In the next step, the battery was registered, using ISTA D (it’s important not to use other tools, even INPA):
After registering we see:
a) the change of battery is confirmed;
b) data registers of SOH and test procedures, energetical balance and all statistics are deleted;
c) calculation of energetical balance and SOC is started.
Note: important – SOC-fit and Ladungzustand aktuelle are the same!
But, returning to the problem of oil quality sensor – what happened? Taking into account DDE had error messages regarding EGR, regarding flaps of inlet manifold (that was additionally suspicious), FUSE 02 (20 A) in the engine room was inspected.
This fuse ensures power for EGR, flaps and also oil quality sensor.
A fuse was in work order; when checking connector of oil quality sensor, I concluded – voltage of 12 V is supplied. Also, BSD data and Ground were connected correctly.
Checking the sensor itself, I had to conclude – according to its code, it been identified as suitable for E46! E46 didn’t have BSD for sure! A conclusion is simple: an inappropriate sensor (intended for vehicles of previous generations) has been installed!
Note: the sensor of the previous generation measured the only level of oil, and the signal was sent in an analog way.
Oil quality sensors of next generation (intended for BSD) are measuring:
a) temperature of oil;
b) level of oil;
c) quality of oil,
and data are sent in digital format, using BSD data exchange network. Although “old” and “new” sensors physically are identical (also plugs are identical), data, which they are able to send, are fundamentally different.

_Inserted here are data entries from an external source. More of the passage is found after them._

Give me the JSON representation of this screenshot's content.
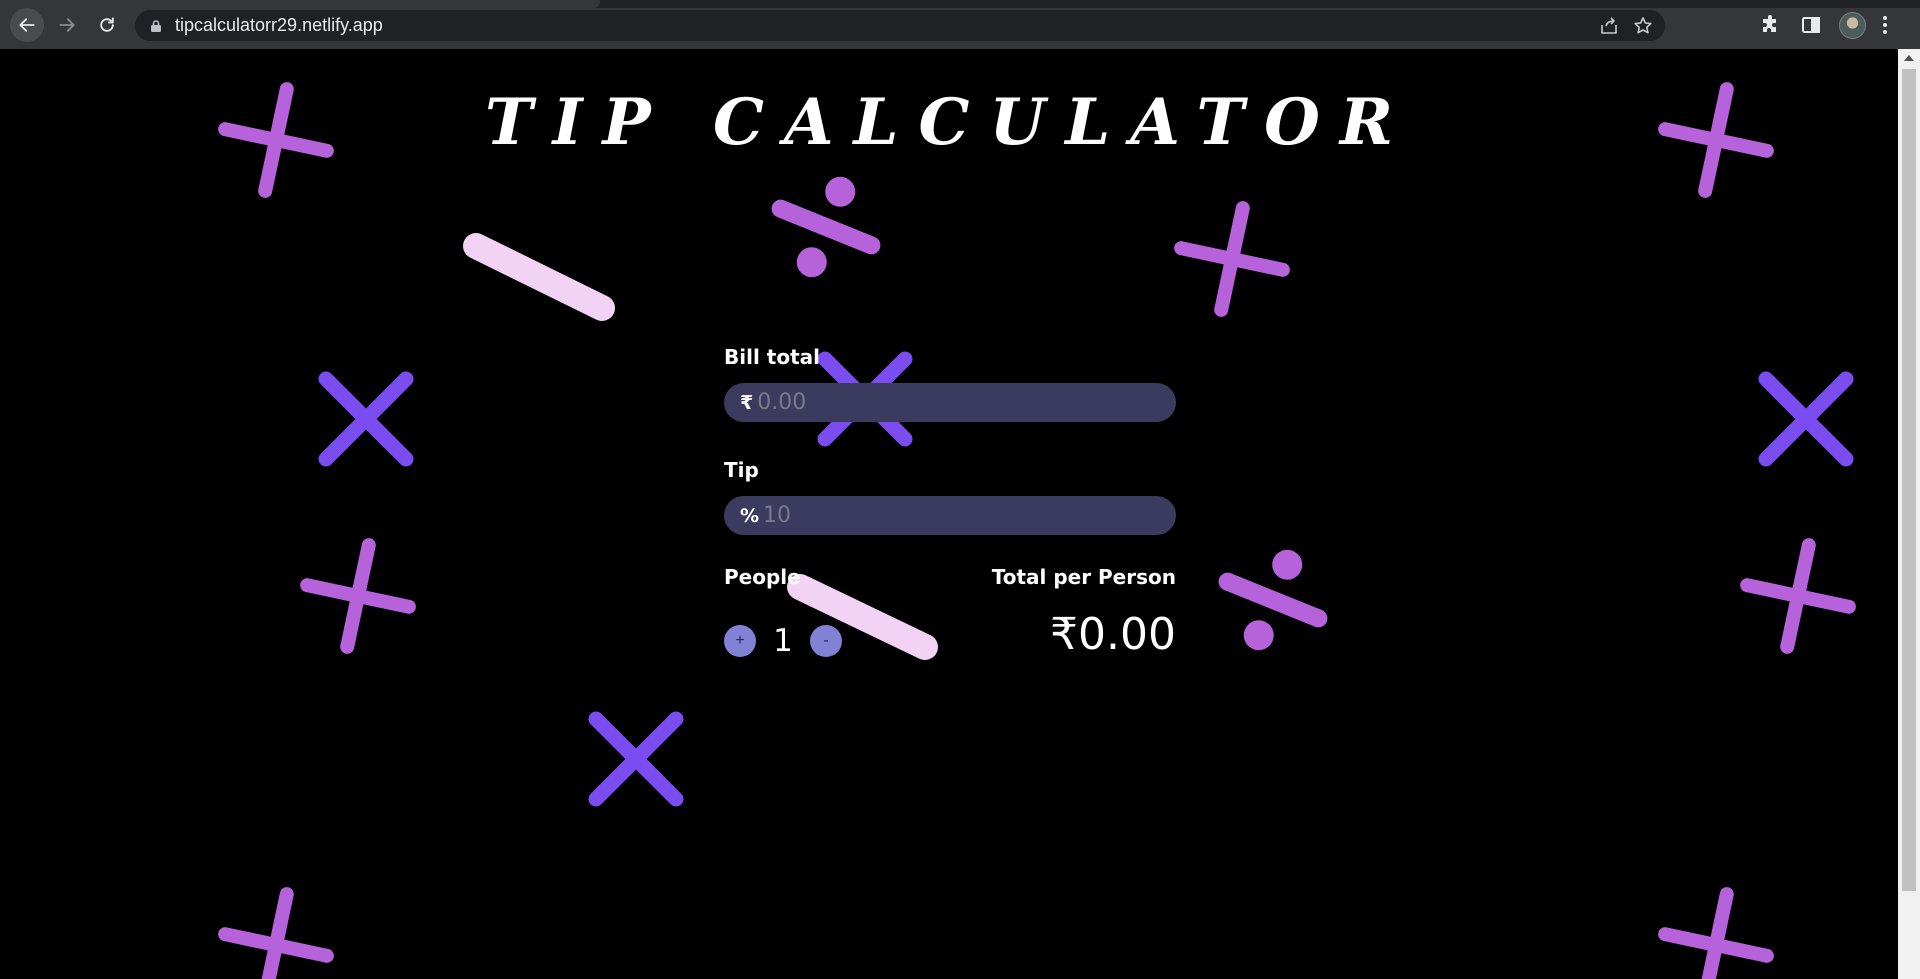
{
  "browser": {
    "url": "tipcalculatorr29.netlify.app"
  },
  "app": {
    "title": "TIP CALCULATOR",
    "bill": {
      "label": "Bill total",
      "symbol": "₹",
      "placeholder": "0.00",
      "value": ""
    },
    "tip": {
      "label": "Tip",
      "symbol": "%",
      "placeholder": "10",
      "value": ""
    },
    "people": {
      "label": "People",
      "increment_label": "+",
      "count": "1",
      "decrement_label": "-"
    },
    "total": {
      "label": "Total per Person",
      "value": "₹0.00"
    }
  },
  "colors": {
    "plus_purple": "#b562db",
    "x_violet": "#7b4cf0",
    "minus_pink": "#f2d2f5",
    "divide_purple": "#b562db",
    "input_bg": "#3b3a5f",
    "step_button": "#8181d6",
    "page_bg": "#000000"
  }
}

Unfortunately, this time (in part of oil quality sensor), the supplier of spare parts has failed – in its catalogs, this sensor has been identified as suitable for vehicles of E9X series. As we see, the problems can appear in most unexpected places, consequences – quite expensive. The customer replaced the battery once again (because it was unregistered), the repaired the alternator (which was in working order), and now he will have to buy one more oil quality sensor (and oil too). He also has bought IBS sensors (the error message regarding it appeared after replacing oil quality sensor), several times performed diagnostics by different specialists (unfortunately with no success). And in addition to all of that – the battery hasn’t been charged correctly for a while and is already worn out more than it would be if the battery would be registered.